Не скрывавшая своих природных наклонностей от общества и не стыдившаяся их – наверное, для этого нужно было немалое мужество, – Софья Яковлевна, тем не менее, осенью 1907 года, вскоре после возвращения из Женевы в Россию, вышла замуж за Владимира Волькенштейна – известного литератора, теоретика драмы, театроведа. Но через полтора года, в январе 1909-го, супруги расстались, по инициативе Софьи Яковлевны. Официальной причиной развода стало ее здоровье – невозможность иметь детей.

Софью Парнок нельзя назвать мужественной, скорее независимой, в чем-то даже, несмотря на мужские костюмы и увлечения женщинами, мягкой, ранимой. Владислав Ходасевич вспоминал о ней: «Среднего, скорее даже небольшого роста, с белокурыми волосами, зачесанными на косой пробор и на затылке связанными простым узлом; с бледным лицом, которое, казалось, никогда не было молодо, София Яковлевна не была хороша собой. Но было что-то обаятельное и необыкновенно благородное в ее серых, выпуклых глазах, смотрящих пристально, в ее тяжеловатом, „лермонтовском“ взгляде, в повороте головы, слегка надменном, в незвучном, но мягком, довольно низком голосе. Ее суждения были независимы, разговор прям».

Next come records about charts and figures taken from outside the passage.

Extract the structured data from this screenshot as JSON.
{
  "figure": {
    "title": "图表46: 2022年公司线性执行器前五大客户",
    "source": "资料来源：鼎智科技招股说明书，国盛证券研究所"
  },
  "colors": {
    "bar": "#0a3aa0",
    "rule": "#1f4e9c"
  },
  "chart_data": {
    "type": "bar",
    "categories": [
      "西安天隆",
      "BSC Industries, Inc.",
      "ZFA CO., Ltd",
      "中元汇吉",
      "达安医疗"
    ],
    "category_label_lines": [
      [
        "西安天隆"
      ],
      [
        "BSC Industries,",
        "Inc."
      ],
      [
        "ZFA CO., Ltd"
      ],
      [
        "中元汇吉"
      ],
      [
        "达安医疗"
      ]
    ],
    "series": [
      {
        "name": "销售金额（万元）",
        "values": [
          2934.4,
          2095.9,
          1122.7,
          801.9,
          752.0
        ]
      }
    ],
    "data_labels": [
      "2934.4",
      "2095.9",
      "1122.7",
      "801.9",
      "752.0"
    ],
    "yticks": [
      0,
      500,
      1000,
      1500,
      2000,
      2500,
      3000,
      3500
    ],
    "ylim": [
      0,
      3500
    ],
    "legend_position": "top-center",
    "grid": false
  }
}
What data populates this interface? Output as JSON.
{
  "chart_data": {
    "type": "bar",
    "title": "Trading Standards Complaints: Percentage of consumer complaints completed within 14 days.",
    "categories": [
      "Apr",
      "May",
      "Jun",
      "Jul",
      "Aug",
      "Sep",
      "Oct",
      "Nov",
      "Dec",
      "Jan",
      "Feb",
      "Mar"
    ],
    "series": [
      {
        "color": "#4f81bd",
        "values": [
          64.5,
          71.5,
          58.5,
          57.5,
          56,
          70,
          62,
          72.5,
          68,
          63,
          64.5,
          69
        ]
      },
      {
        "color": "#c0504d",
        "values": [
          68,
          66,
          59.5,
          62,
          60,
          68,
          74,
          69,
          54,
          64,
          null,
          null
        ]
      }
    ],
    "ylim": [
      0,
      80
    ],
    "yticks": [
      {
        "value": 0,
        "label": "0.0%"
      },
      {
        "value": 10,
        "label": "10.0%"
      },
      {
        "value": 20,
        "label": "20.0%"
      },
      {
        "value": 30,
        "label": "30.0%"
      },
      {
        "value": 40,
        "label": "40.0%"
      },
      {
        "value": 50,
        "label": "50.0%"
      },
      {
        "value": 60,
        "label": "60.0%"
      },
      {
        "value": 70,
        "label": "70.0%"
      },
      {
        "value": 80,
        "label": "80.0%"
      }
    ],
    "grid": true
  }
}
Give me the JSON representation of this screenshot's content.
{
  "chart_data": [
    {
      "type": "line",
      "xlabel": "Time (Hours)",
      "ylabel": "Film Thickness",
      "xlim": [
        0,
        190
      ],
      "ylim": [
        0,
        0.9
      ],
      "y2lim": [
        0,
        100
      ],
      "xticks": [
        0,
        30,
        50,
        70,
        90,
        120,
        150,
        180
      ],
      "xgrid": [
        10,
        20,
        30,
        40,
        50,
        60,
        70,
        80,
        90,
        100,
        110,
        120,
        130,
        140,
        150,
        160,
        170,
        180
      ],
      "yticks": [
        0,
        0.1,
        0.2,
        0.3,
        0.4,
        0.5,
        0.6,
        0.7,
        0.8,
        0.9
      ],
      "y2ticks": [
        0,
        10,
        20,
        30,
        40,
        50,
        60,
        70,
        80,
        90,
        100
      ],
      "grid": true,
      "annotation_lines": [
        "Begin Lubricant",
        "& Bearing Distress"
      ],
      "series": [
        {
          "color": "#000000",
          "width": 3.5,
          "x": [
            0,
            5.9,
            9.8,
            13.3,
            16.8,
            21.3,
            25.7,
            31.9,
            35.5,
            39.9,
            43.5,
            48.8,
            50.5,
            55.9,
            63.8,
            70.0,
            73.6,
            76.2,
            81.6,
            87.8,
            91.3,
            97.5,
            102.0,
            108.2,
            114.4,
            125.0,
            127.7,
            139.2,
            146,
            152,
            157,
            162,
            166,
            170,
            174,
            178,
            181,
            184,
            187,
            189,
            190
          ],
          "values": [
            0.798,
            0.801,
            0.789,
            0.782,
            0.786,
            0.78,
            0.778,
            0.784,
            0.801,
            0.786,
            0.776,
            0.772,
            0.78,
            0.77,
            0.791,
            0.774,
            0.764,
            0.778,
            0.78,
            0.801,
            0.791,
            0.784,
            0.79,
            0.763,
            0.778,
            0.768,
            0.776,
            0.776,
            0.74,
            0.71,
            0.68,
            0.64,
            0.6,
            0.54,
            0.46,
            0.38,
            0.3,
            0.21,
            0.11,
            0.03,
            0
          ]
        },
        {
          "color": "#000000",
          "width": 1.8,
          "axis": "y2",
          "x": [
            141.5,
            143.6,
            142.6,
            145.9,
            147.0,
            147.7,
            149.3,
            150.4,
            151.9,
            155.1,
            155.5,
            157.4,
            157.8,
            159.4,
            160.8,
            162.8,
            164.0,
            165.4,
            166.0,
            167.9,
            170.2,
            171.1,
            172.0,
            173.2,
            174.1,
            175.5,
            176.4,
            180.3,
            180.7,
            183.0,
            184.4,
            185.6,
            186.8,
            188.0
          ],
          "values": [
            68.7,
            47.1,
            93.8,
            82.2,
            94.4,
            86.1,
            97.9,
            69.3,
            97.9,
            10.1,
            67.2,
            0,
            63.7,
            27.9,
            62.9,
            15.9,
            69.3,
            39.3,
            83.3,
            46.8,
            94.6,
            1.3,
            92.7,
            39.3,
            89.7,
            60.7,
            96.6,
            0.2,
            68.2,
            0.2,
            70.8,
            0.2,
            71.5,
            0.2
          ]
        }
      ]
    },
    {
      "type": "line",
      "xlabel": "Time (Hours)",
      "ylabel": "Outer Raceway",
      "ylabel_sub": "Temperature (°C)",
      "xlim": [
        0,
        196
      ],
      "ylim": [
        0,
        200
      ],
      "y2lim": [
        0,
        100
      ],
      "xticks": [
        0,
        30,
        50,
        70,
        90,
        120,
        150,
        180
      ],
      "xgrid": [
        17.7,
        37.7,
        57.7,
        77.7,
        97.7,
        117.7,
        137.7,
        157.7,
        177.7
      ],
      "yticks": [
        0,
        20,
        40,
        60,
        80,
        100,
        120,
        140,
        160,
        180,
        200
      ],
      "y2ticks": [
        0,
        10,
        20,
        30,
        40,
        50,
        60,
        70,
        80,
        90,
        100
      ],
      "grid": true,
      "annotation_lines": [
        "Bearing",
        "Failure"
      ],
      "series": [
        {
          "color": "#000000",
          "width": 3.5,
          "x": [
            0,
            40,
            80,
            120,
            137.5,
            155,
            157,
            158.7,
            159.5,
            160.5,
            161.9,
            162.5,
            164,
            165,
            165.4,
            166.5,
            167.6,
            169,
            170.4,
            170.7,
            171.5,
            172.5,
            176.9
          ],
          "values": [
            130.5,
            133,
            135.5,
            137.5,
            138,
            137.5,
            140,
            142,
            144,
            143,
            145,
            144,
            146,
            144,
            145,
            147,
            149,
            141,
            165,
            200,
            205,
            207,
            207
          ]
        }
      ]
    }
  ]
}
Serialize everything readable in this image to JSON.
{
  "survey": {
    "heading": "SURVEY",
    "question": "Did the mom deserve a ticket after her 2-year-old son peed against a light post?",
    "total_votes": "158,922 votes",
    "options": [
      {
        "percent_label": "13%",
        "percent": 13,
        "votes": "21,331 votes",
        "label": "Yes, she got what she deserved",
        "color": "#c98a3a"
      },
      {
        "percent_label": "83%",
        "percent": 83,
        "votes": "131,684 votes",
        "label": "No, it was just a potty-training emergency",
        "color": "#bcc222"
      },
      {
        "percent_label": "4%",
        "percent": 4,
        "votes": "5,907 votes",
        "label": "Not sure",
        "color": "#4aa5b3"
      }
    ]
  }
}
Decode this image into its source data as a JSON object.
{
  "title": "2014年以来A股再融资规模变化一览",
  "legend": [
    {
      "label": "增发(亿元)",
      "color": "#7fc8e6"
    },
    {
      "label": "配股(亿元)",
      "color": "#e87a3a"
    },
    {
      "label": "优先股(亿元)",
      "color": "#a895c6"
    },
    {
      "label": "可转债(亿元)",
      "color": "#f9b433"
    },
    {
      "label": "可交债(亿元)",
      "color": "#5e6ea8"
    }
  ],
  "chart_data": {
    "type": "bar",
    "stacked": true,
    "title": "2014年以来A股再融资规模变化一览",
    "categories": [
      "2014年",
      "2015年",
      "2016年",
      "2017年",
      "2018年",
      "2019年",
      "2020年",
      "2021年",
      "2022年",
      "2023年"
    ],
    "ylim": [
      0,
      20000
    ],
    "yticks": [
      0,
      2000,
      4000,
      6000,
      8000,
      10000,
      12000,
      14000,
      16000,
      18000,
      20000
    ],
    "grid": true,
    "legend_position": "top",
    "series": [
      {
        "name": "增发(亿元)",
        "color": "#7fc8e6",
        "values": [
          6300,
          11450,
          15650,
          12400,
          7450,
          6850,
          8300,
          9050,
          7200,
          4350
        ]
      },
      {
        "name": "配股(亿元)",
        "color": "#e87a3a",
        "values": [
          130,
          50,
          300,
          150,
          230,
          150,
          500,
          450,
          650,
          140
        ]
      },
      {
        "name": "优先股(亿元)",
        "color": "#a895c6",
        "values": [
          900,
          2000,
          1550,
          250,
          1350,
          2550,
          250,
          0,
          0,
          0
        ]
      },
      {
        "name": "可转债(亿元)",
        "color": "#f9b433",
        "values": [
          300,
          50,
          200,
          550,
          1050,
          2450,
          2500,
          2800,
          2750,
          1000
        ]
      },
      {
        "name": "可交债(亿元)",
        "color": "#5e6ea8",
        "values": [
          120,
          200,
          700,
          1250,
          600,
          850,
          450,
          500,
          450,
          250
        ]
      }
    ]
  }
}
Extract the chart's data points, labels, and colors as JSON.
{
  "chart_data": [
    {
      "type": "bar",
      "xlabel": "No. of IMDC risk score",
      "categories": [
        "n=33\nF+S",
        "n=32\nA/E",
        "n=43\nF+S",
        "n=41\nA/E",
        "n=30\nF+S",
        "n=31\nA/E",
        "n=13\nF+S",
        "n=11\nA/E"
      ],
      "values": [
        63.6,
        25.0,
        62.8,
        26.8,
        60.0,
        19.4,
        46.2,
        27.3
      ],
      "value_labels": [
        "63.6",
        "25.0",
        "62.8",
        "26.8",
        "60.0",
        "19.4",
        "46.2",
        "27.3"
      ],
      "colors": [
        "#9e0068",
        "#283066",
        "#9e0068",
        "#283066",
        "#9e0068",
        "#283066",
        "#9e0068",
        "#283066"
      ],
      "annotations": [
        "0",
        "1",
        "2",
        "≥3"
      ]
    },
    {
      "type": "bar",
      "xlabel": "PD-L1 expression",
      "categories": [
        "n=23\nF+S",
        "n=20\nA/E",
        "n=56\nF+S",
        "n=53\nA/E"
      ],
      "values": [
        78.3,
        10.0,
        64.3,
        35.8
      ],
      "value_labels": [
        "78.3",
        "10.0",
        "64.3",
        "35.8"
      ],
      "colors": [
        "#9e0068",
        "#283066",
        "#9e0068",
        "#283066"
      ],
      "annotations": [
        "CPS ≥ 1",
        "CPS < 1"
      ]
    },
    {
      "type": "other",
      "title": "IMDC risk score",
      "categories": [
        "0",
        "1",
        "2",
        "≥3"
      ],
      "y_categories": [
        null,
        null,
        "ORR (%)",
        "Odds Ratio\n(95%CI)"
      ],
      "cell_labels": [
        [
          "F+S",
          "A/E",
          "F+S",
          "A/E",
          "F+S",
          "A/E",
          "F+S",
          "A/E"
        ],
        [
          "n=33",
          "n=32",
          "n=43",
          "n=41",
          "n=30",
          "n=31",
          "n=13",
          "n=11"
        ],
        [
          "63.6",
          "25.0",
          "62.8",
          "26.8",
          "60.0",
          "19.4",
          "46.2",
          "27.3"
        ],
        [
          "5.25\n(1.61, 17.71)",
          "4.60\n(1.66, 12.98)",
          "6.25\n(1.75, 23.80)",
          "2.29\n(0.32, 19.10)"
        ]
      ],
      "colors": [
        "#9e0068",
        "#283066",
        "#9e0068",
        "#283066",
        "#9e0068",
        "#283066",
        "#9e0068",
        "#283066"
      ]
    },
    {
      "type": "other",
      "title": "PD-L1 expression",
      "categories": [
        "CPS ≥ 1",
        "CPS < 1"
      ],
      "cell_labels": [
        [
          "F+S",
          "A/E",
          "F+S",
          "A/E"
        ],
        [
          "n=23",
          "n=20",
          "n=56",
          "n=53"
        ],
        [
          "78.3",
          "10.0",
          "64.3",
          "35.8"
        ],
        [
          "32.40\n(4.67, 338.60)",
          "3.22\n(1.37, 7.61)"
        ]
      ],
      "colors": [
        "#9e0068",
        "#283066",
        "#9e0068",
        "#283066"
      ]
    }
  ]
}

В 1906 году Софья Яковлевна дебютировала в журналах критическими статьями, написанными блестящим остроумным слогом. Парнок своим талантом быстро завоевала внимание читателей. К тому же она все время занималась самообразованием и очень требовательно относилась к себе. Тем самым не могла не привлечь внимания многих. Вот что она писала Любови Гуревич, близкой подруге, в откровенном письме 10 марта 1911 года: «Когда я оглядываюсь на мою жизнь, я испытываю неловкость, как при чтении бульварного романа… Все, что мне бесконечно отвратительно в художественном произведении, чего никогда не может быть в моих стихах, очевидно, где-то есть во мне и ищет воплощения, и вот я смотрю на мою жизнь с брезгливой гримасой, как человек с хорошим вкусом смотрит на чужую безвкусицу». А вот в другом письме тому же адресату: «Если у меня есть одаренность, то она именно такого рода, что без образования я ничего с ней не сделаю. А между тем случилось так, что я начала серьезно думать о творчестве, почти ничего не читав. То, что я должна была бы прочесть, я не могу уже теперь, мне скучно… Если есть мысль, она ничем, кроме себя самой, не вскормлена. И вот в один прекрасный день за душой ни гроша и будешь писать сказки и больше ничего». Сказки ее не устраивали. Она предпочитала оттачивать остроту ума в критических статьях и музыкальных рецензиях. Впрочем, не ядовитых.